Is there life on other planets? With the notion that the Earth is just one planet attached to the Sun, a star. That the Sun is a star among a hundred billion stars in our galaxy, and that there are quite possiblly a hundred billion galaxies in the universe. The likelihood of life elsewhere would seem very probable. The fact that our solar system is a third of the age of the universe, means that lifeforms and species on non-earth planets, even quite possibly in our very own solar system, may have come and gone. Species have come and gone even on the Earth, just within the current 4.5 billion years, a fraction of time since the big bang of 13+ billion years ago.
NASA and SETI are constantly searching for signs of life. Scientists are studying extreme environments here on Earth hoping to understand life that could posssibly exist on other planets or their moons. Water, seen as ice on extra-terrestrial surfaces could house ancient microbial life. That life too could be in the process of constant evolution to adapt with an ever changing environment and weather system.

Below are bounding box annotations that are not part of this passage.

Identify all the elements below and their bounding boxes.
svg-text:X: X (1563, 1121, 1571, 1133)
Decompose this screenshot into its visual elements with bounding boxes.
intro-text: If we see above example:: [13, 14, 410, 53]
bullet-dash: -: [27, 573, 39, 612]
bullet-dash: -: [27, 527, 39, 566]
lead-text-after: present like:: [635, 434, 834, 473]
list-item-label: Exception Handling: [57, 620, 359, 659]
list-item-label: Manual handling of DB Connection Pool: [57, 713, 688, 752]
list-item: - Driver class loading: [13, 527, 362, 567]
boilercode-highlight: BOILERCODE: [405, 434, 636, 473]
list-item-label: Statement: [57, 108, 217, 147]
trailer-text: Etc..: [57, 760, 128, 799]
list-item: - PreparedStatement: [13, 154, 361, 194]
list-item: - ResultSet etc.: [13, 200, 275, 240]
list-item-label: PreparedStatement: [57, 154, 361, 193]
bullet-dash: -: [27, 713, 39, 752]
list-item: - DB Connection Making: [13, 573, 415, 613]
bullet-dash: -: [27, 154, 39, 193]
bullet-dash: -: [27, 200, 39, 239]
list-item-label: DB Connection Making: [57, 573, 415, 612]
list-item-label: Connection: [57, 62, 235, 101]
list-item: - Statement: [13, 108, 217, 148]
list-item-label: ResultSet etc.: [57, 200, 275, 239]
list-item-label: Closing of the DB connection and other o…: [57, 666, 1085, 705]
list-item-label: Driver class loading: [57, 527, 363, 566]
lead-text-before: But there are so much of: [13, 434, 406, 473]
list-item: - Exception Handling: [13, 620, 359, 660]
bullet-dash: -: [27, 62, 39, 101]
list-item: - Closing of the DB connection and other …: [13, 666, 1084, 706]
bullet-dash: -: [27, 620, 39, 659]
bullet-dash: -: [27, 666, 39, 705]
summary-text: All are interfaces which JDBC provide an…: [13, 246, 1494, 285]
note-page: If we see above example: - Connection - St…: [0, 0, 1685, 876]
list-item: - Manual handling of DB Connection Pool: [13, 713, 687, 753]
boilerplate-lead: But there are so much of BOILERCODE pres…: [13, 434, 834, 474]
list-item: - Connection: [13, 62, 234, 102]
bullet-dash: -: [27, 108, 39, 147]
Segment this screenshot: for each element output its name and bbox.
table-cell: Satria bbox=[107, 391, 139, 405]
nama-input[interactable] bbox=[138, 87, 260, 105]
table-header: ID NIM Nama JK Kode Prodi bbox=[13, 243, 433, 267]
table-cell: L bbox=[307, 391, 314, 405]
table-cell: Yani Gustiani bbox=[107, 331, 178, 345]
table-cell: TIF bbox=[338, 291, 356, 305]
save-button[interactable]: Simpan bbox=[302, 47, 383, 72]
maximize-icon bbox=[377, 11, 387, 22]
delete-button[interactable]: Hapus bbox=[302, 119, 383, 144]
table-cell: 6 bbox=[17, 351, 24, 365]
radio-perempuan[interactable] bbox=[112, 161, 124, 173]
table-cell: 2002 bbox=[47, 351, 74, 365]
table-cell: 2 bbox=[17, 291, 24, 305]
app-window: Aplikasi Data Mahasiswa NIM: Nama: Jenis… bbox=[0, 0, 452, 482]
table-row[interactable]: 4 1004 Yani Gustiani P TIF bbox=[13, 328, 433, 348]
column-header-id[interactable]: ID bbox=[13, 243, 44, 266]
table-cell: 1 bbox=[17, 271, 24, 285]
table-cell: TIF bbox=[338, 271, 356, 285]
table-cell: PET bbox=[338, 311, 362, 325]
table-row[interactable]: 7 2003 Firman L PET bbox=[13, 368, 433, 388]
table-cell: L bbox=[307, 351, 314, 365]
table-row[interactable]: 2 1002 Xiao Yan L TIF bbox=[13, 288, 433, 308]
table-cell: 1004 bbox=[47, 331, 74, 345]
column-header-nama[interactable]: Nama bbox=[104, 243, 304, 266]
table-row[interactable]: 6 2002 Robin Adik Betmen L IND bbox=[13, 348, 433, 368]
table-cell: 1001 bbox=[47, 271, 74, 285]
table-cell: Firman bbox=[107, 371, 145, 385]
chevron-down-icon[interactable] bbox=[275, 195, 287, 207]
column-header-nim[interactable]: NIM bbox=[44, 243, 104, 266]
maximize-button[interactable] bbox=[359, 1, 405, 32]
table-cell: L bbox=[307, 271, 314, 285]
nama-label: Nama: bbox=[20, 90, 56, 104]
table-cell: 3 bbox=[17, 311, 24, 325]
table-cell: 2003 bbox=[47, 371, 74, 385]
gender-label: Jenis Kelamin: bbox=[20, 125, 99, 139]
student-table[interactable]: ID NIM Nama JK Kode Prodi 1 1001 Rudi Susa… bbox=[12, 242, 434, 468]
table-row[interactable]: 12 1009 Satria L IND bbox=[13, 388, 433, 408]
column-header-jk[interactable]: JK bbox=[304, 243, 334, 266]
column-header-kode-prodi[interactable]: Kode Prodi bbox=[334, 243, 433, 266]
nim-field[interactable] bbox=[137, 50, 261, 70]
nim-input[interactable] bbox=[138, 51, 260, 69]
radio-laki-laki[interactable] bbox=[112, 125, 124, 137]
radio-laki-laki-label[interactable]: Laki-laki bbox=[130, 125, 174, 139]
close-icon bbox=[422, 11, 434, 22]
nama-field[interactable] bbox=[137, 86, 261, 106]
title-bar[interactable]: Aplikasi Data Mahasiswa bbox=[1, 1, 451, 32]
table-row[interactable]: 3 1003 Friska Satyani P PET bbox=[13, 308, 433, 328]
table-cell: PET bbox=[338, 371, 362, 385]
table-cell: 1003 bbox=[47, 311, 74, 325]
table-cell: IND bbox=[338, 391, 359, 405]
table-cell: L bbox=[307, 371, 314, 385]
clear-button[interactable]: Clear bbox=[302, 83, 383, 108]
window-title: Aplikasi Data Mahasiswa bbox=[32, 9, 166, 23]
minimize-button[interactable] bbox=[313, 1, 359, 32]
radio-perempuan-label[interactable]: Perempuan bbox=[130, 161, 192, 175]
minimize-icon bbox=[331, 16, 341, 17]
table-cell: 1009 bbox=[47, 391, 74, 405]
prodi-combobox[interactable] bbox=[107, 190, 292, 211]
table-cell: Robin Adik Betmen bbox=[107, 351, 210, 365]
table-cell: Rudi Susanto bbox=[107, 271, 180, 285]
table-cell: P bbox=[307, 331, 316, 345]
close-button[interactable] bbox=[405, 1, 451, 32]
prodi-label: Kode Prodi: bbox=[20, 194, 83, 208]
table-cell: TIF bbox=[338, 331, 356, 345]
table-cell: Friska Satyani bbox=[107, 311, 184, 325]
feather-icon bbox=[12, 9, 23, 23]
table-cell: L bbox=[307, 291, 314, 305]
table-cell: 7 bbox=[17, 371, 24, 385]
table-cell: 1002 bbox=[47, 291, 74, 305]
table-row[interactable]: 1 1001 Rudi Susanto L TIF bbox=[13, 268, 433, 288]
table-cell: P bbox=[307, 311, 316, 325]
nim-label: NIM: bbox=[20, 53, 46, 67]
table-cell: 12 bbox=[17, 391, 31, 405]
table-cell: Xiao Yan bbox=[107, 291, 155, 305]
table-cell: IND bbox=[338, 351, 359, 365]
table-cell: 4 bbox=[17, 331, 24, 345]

Jupiter's moon Europa is extremely bright when viewed through a telescope, due to the icy surface. The theory is that surface is constantly fed with fresh ice due to the pull of Jupiter's gravity which constanty opens and closes fissures in the ice which brings new liquid water to the surface...so there is liquid water hidden below. Water is the great diluder of building block elements that put evolution in motion. Could there be microbial or other aquatic life under Europa's crust?
Saturn's moon Titan is covered in a thick atmosphere of nitrogen and methane. The conclusion drawn by an atmosphere such as this, is that Titan could have hydrocarbon lakes...hydrocarbons being a staple component of life. Titan could be home to lifeforms than would even defy the wildest imagination here on Earth.
On Earth we have thousands of creatures than have evolved and adapted to the harshest environments. Aquatic life that never sees sunlight. Life that exists in small microbial scale buried under ice. Tube worms that thrive on elements in boiling water being ejected into the ocean by vents that extend into the depths of the Earth. NASA astrobiologist Dr. Richard Hoover discovered bacteria and fungi that have lived under the icy Alaskan tundra for 32,000 years. Carnobacterium pleistocenium has thrived where no other species could in subfreezing temperatures and in total darkness.
So the likelihood of eventually finding or being found by off-planet life seems probable, but still has yet to happen.